For this example, we need the app to fetch PubSub messages, read Cloud Storage objects, create BigQuery tables, and start BigQuery load jobs.

So, we'll create a service account with the following roles:

  • Pub Sub Subscriber
  • Big Query User
  • BigQuery Data Editor
  • Cloud Storage Reader

BigQuery has a 5 kinds of predefined roles, which are described here. Broadly these are distinguished in their capabilities of being able to "create tables and datasets" and "use these tables for various tasks".

Project level IAM policies can be viewed by:

gcloud projects get-iam-policy PROJECT_ID

All of these permissions can be tested locally by modifying the environment variable GOOGLE_APPLICATION_CREDENTIALS in the app code itself. This can be done as:

import os
os.environ['GOOGLE_APPLICATION_CREDENTIALS'] = 'sa-credentials.json'

Don't forget to remove these lines when moving to production!

GKE configuration

Once the app is ready to be deployed, GKE needs to be configured with the appropriate credentials for the SA. This can be done using Kubernetes secret.

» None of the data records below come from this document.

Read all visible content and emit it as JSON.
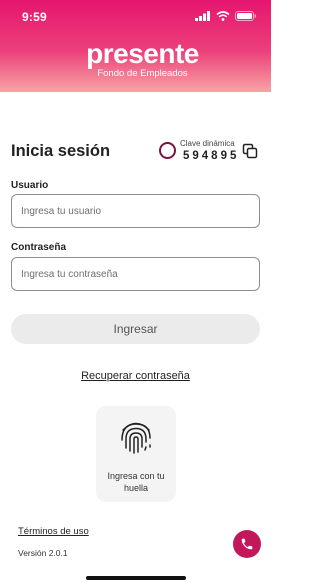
{
  "status_bar": {
    "time": "9:59"
  },
  "brand": {
    "name": "presente",
    "subtitle": "Fondo de Empleados"
  },
  "login": {
    "title": "Inicia sesión",
    "dynamic_key": {
      "label": "Clave dinámica",
      "code": "594895"
    },
    "username": {
      "label": "Usuario",
      "placeholder": "Ingresa tu usuario",
      "value": ""
    },
    "password": {
      "label": "Contraseña",
      "placeholder": "Ingresa tu contraseña",
      "value": ""
    },
    "submit_label": "Ingresar",
    "recover_label": "Recuperar contraseña",
    "fingerprint_label": "Ingresa con tu huella"
  },
  "footer": {
    "terms_label": "Términos de uso",
    "version": "Versión 2.0.1"
  },
  "colors": {
    "brand_pink": "#e5156f",
    "dynamic_ring": "#7a1440",
    "call_button": "#c2185b"
  }
}
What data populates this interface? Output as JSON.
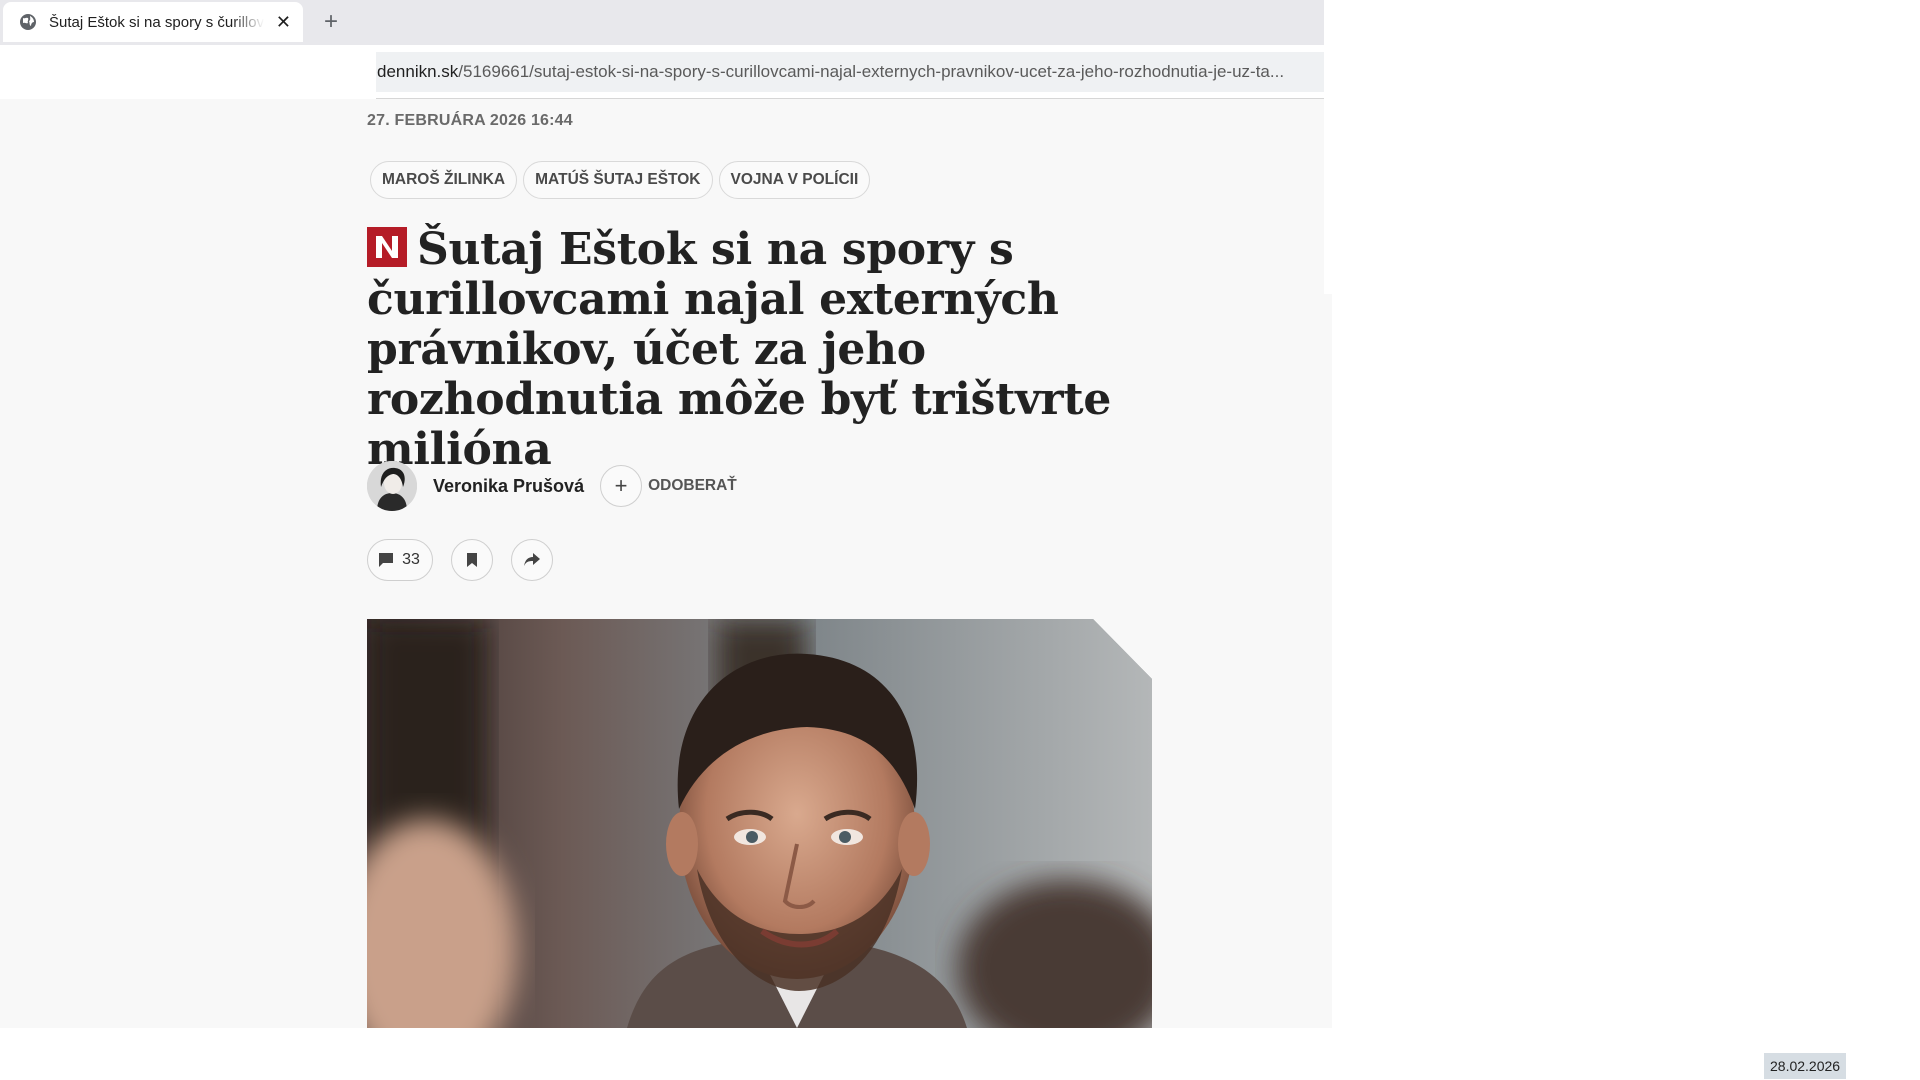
{
  "browser": {
    "tab_title": "Šutaj Eštok si na spory s čurillovcami najal externých právnikov",
    "close_symbol": "✕",
    "new_tab_symbol": "+",
    "url_host": "dennikn.sk",
    "url_path": "/5169661/sutaj-estok-si-na-spory-s-curillovcami-najal-externych-pravnikov-ucet-za-jeho-rozhodnutia-je-uz-ta..."
  },
  "article": {
    "date": "27. FEBRUÁRA 2026 16:44",
    "tags": [
      "MAROŠ ŽILINKA",
      "MATÚŠ ŠUTAJ EŠTOK",
      "VOJNA V POLÍCII"
    ],
    "headline": "Šutaj Eštok si na spory s čurillovcami najal externých právnikov, účet za jeho rozhodnutia môže byť trištvrte milióna",
    "brand_color": "#b51c27",
    "author": {
      "name": "Veronika Prušová",
      "follow_symbol": "+",
      "follow_label": "ODOBERAŤ"
    },
    "actions": {
      "comment_count": "33",
      "icons": [
        "comment-icon",
        "bookmark-icon",
        "share-icon"
      ]
    }
  },
  "overlay": {
    "date_badge": "28.02.2026"
  }
}
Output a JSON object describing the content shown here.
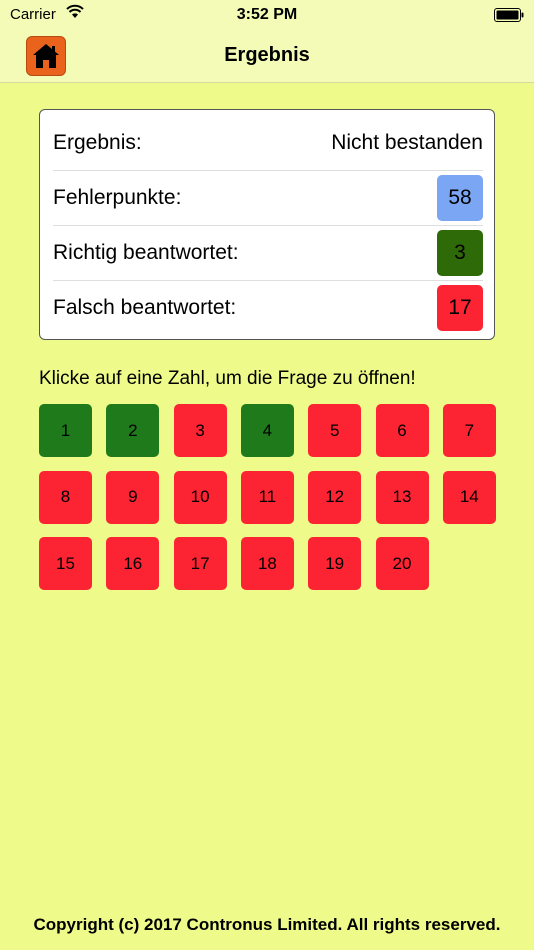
{
  "status_bar": {
    "carrier": "Carrier",
    "time": "3:52 PM"
  },
  "nav": {
    "title": "Ergebnis",
    "home_icon": "home-icon"
  },
  "result": {
    "ergebnis_label": "Ergebnis:",
    "ergebnis_value": "Nicht bestanden",
    "fehler_label": "Fehlerpunkte:",
    "fehler_value": "58",
    "richtig_label": "Richtig beantwortet:",
    "richtig_value": "3",
    "falsch_label": "Falsch beantwortet:",
    "falsch_value": "17"
  },
  "hint": "Klicke auf eine Zahl, um die Frage zu öffnen!",
  "questions": [
    {
      "label": "1",
      "status": "correct"
    },
    {
      "label": "2",
      "status": "correct"
    },
    {
      "label": "3",
      "status": "wrong"
    },
    {
      "label": "4",
      "status": "correct"
    },
    {
      "label": "5",
      "status": "wrong"
    },
    {
      "label": "6",
      "status": "wrong"
    },
    {
      "label": "7",
      "status": "wrong"
    },
    {
      "label": "8",
      "status": "wrong"
    },
    {
      "label": "9",
      "status": "wrong"
    },
    {
      "label": "10",
      "status": "wrong"
    },
    {
      "label": "11",
      "status": "wrong"
    },
    {
      "label": "12",
      "status": "wrong"
    },
    {
      "label": "13",
      "status": "wrong"
    },
    {
      "label": "14",
      "status": "wrong"
    },
    {
      "label": "15",
      "status": "wrong"
    },
    {
      "label": "16",
      "status": "wrong"
    },
    {
      "label": "17",
      "status": "wrong"
    },
    {
      "label": "18",
      "status": "wrong"
    },
    {
      "label": "19",
      "status": "wrong"
    },
    {
      "label": "20",
      "status": "wrong"
    }
  ],
  "colors": {
    "correct": "#1e7a1a",
    "wrong": "#fc2432",
    "fehler_badge": "#7aa6f4",
    "richtig_badge": "#2f6a08",
    "falsch_badge": "#fc2432",
    "background": "#eefb8a",
    "home_button": "#e9631d"
  },
  "footer": "Copyright (c) 2017 Contronus Limited. All rights reserved."
}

kubectl create secret generic sa-key --from-file=sa-credentials.json

On GKE, this makes the credentials file available to the container via a volume mounted at path /var/secrets/google. The deployment configuration needs to refer to this volume. This is done by adding volumeMounts to the containers property in the deployment configuration. env creates an environment variable in the container which will be used by default by the python application.

containers:
- name: subscriber
  image: gcr.io/PROJECT_ID/app_image:v1
  volumeMounts:
    - name: google-cloud-key
      mountPath: /var/secrets/google
  env:
    - name: GOOGLE_APPLICATION_CREDENTIALS
      value: /var/secrets/google/sa-credentials.json

The name of the credentials file in the yaml configuration needs to match with the one that was used while creating the secret.